As uranium prices start to rise, Uranium Investing News examines the benefits of long-term contracts and looks at the possibility of more of them being around the corner.
As the price of uranium starts to rise and utilities companies come to the end of their supply, such companies are once again looking into the benefits of long-term contracts to secure a steady supply of uranium.
Uranium Investing News spoke with David Talbot, vice president of mining and senior analyst with Dundee Capital Markets, to put together a brief overview of how long-term contracts work and how they benefit both uranium producers and buyers.
Breaking it down
Long-term contracts are arrangements under which utilities companies agree to buy uranium for a set price over a guaranteed amount of time. This provides them with a secure supply source and in turn gives producers a guaranteed source of income.
In recent months, Ur-Energy (TSX:URE) has been one example of a company that’s taking advantage of long-term contracts. It supplied uranium for $59.96 per pound in 2014′s third quarter, making a 92-percent premium.
Now, with uranium prices looking set to increase, more interest in such long-term contracts appears to be back on the horizon. That’s in contrast to 2013, which was not a happy year for uranium producers, with mistrust following the Fukushima nuclear disaster coming home to roost. Long-term contracts declined from about 190 million pounds of uranium in 2012 to 20 million in 2013.
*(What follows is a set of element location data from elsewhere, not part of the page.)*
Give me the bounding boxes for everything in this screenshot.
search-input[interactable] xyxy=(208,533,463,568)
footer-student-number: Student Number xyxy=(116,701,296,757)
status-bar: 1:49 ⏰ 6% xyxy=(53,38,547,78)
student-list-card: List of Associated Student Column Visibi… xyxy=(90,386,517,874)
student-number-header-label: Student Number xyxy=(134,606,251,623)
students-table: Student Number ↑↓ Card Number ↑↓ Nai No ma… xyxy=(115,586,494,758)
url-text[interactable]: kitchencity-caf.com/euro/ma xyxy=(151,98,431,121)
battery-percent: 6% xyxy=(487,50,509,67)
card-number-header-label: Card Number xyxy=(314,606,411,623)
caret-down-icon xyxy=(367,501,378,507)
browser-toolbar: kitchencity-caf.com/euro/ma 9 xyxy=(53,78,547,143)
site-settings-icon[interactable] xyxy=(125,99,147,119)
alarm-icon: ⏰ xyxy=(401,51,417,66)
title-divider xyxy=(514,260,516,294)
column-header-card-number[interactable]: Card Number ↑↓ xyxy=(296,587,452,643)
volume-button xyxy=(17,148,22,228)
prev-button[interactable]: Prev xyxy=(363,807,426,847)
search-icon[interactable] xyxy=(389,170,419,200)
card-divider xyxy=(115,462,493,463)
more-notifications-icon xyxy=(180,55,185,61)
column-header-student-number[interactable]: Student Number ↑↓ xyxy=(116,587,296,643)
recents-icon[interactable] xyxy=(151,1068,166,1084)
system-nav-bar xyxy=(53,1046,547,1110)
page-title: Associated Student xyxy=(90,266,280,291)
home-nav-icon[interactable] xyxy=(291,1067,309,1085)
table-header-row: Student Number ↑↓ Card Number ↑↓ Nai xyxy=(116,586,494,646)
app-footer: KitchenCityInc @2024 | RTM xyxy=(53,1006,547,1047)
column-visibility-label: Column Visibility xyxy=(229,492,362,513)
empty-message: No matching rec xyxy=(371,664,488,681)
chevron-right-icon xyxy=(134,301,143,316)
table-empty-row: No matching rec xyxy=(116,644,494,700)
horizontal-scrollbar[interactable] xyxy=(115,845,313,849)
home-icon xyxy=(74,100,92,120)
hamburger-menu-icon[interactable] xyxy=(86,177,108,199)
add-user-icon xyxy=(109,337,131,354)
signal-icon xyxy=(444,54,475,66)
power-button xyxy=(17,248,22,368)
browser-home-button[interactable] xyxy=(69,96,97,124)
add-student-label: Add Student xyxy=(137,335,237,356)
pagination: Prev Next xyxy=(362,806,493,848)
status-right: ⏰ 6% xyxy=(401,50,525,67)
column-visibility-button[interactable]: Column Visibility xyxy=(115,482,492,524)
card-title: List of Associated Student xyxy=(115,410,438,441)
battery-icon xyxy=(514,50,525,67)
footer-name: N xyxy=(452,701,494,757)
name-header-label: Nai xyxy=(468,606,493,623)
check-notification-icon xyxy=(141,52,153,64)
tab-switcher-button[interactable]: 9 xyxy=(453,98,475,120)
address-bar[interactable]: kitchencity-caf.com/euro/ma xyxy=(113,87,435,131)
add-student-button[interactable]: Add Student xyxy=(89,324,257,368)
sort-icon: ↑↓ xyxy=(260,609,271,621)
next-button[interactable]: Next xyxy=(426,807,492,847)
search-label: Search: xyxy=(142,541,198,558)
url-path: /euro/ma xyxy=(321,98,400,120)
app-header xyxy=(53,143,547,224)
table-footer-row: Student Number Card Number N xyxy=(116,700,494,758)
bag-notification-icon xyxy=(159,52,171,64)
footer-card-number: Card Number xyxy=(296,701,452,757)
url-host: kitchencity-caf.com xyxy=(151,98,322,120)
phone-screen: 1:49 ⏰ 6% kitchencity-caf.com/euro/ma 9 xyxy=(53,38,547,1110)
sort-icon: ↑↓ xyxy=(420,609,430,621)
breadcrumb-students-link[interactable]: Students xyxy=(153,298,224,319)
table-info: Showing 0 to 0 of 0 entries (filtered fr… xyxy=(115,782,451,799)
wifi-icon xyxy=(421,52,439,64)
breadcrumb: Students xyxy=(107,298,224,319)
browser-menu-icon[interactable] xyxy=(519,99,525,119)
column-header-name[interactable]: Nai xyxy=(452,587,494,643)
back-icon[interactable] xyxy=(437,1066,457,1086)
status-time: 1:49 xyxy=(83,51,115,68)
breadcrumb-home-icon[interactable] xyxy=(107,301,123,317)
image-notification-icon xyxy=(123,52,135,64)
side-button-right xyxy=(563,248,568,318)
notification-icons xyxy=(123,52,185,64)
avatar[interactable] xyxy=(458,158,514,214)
“2013 was an anomaly,” said Talbot, adding, “it’s not sustainable.”
The next rush
Talbot said a large amount of contracts with spans ranging from seven to 10 years were signed in the 2006 to 2007 cycle. With that time range set to expire in the next few years, utilities companies are on the hunt for a steady, secure source of uranium.
“Setting a long-term contract provides stability for companies,” he said. “I expect seeing uranium prices rising … because all of [these companies] are going to need uranium at the same time.”
In 2007, about 92 percent of all uranium was sold in long-term contracts, according to Talbot. He added a warning that half of the United States’ required uranium hasn’t been secured for 2016 to 2018, meaning the push is on to secure uranium.
That said, a report published by Ux Consulting sees demand, largely from non-US utilities companies, as the driving force in uranium requirements thought 2025, with prices rising.
Thus far this year, long-term contracts have only secured about a 69 to 71 million pounds of uranium.
Downsides to a long-term deal
Long-term deals can be beneficial for producers and utilities, but there is at least one downside for producers: the possibility of losing out on revenue.
If uranium spot prices were to drastically rise after a producer signed a contract, then it could lose out on the fluctuations on the market. However, as Talbot stressed, stability is key. While a producer may miss out on the opportunity to generate some revenue, a long-term contract provides a steady stream of demand from a client providing capital.
As mentioned, the slump for uranium looks to have turned a corner this year. The uranium spot price is currently in the $40 range, a meteoric rise from the doldrums of $28 per pound seen through May, June, July and August.
Recent gains came on the back of nuclear reactors restarting across Japan, but Talbot said he doesn’t expect that to continue to massage the price of uranium. “Japan pushed uranium to $35 dollar range, but I can’t see that pushing it higher,” he said, adding that prices will rise due as demand starts to trickle in.
Similarly, in a research note to clients, David Sadowski, an analyst with Raymond James, said, “[t]his move is likely a result not of the restart approvals, but rather a resurgence in nuclear utility buying interest — we are hearing that several utilities are in the market looking for supply.”
Given those comments the lens is sure to be once again focused on long-term contracts moving forward.
Securities Disclosure: I, Nick Wells, hold no direct or indirect investment in any of the companies mentioned.